Your doctor will be able to advise you on the best way forward.

Here’s what they might suggest:

1. Regular exercise

Exercise may not be the first thing you feel like doing if your joints are sore, but—as long as it’s low impact—it really helps to strengthen your joints and keep them flexible.

Try walking, biking, swimming, yoga, or using the elliptical at the gym.

Exercise can help with other menopause symptoms, too, including insomnia, weight gain, and anxiety.

2. A healthy diet

A nutrient-rich, balanced diet is great for your body in all kinds of ways.

To boost your joint health, aim for lots of whole grains, seafood rich in omega-3 (such as salmon), leafy greens, and estrogen-rich foods.

Whole fruit and veggies are a fantastic source of antioxidants, which help to fight any inflammation in your joints.

You can also try supplements for menopause joint pain, including: omega-3, vitamin D, calcium, and magnesium.

3. Giving up smoking

Finding the strength to quit can be hard—no question. But smoking can increase your risk of bone loss and also get in the way of your bones healing.

This may make it more likely that you’ll experience joint pain.

So try to quit (or cut down) if you can.

4. Reducing stress

When you’re stressed, your body can release a hormone called cortisol, and this may increase inflammation in your joints.

And it definitely exasperated hormone imbalance.

Anything you can do to help yourself de-stress, then, could help you find menopause joint pain relief.

That might mean meditation or breathing exercises, or perhaps just making time to do things you enjoy—such as crafting, cooking, gardening, or having coffee with a friend.

5. Pain relief

Over-the-counter NSAIDs (non-steroidal anti-inflammatory drugs) like ibuprofen can help reduce inflammation in your joints and ease the pain.

You could also try medication-free methods of pain relief: heat therapy, deep muscle massage, acupuncture, or hypnosis.
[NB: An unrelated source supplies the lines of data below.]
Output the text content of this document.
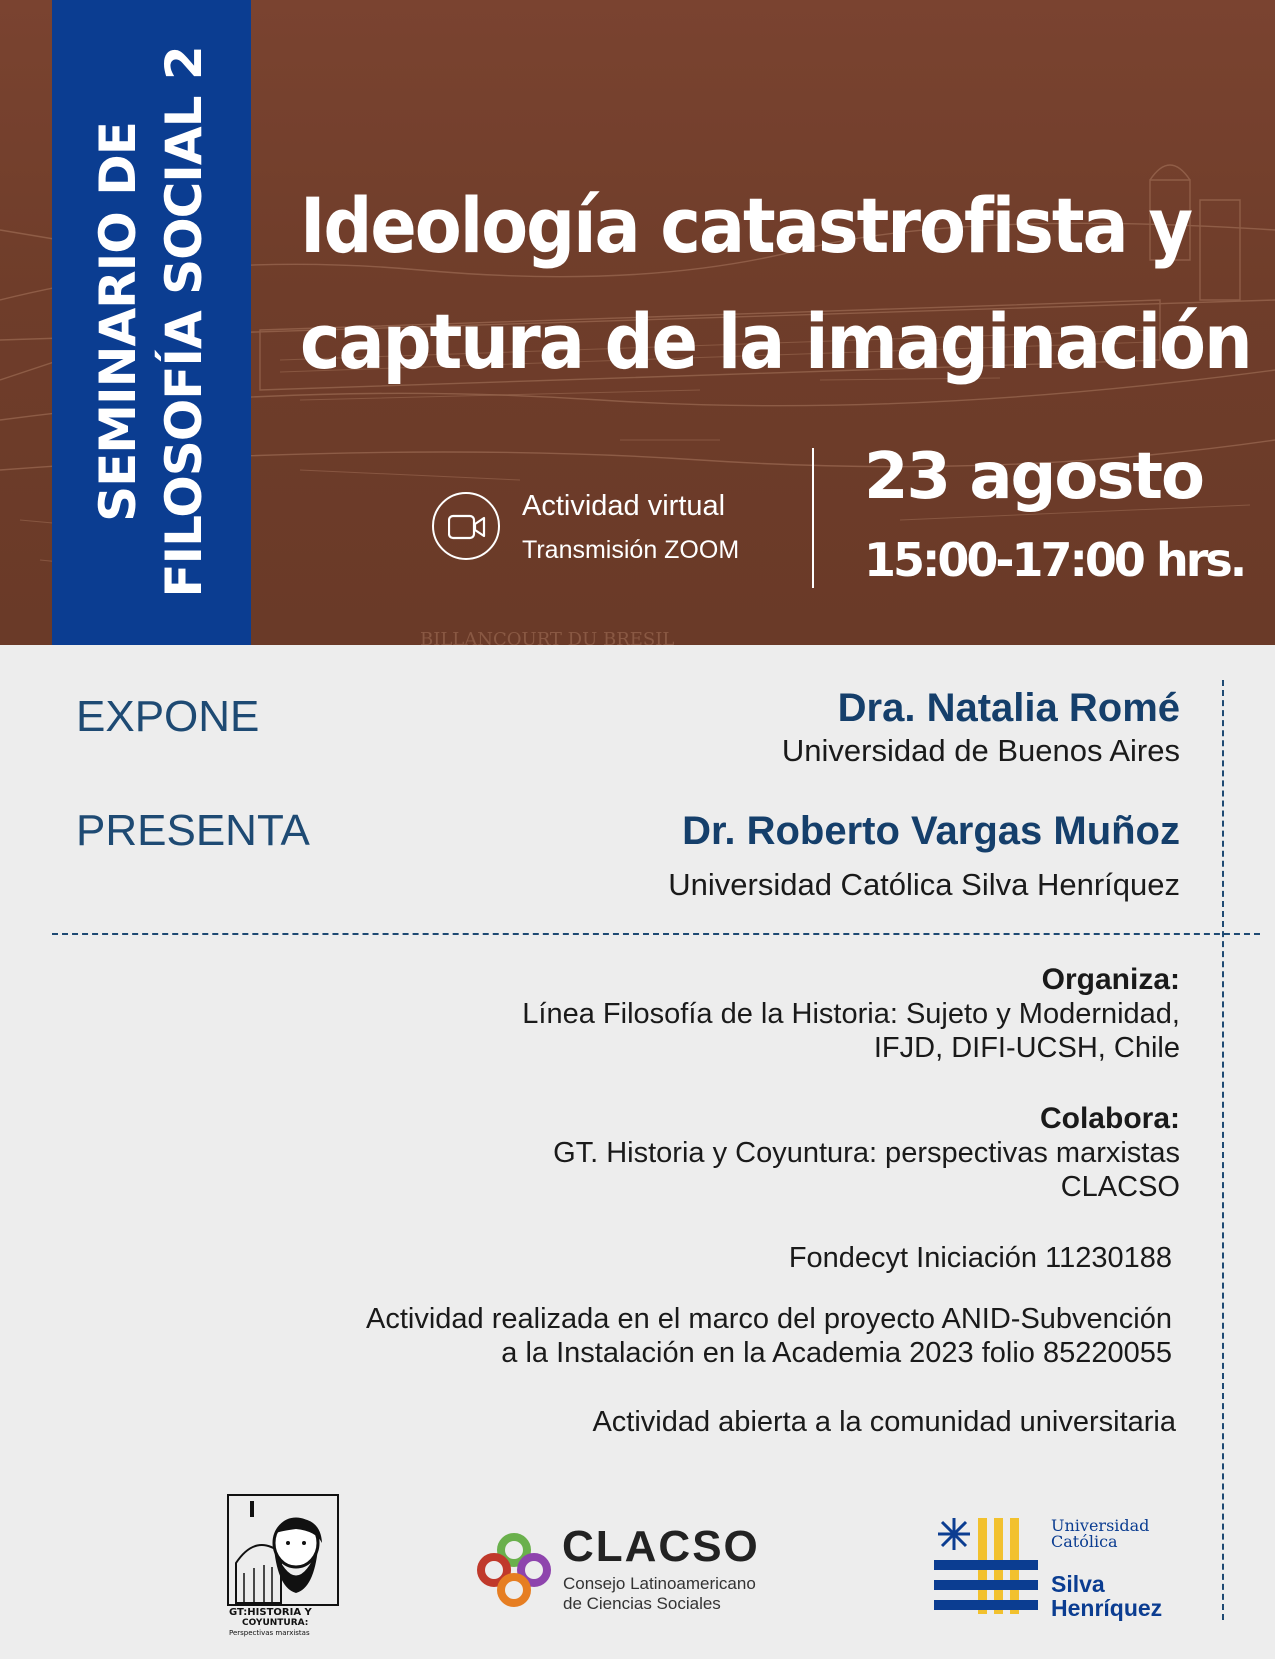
BILLANCOURT DU BRESIL
SEMINARIO DE FILOSOFÍA SOCIAL 2 Ideología catastrofista y
captura de la imaginación
Actividad virtual
Transmisión ZOOM
23 agosto
15:00-17:00 hrs.
EXPONE	Dra. Natalia Romé
Universidad de Buenos Aires
PRESENTA	Dr. Roberto Vargas Muñoz
Universidad Católica Silva Henríquez
Organiza:
Línea Filosofía de la Historia: Sujeto y Modernidad,
IFJD, DIFI-UCSH, Chile
Colabora:
GT. Historia y Coyuntura: perspectivas marxistas
CLACSO
Fondecyt Iniciación 11230188
Actividad realizada en el marco del proyecto ANID-Subvención
a la Instalación en la Academia 2023 folio 85220055
Actividad abierta a la comunidad universitaria
GT:HISTORIA Y
COYUNTURA:
Perspectivas marxistas
CLACSO
Consejo Latinoamericano
de Ciencias Sociales
Universidad
Católica
Silva
Henríquez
And don’t underestimate the benefits of enlisting a chiropractor.

6. Get your hormones tested

Your doctor or wellness practitioner can test your hormones to see if low estrogen may be behind your joint pain.

And they can work together to create a treatment plan to ease your symptoms which might include dietary changes, herbal supplements, or other options, like hormone replacement therapy (HRT) to increase your estrogen levels.

We hope you find the right treatment soon, so you can go back to being your usual active self.

And remember that the Peanut Menopause community is here to support you as you navigate these tricky waters.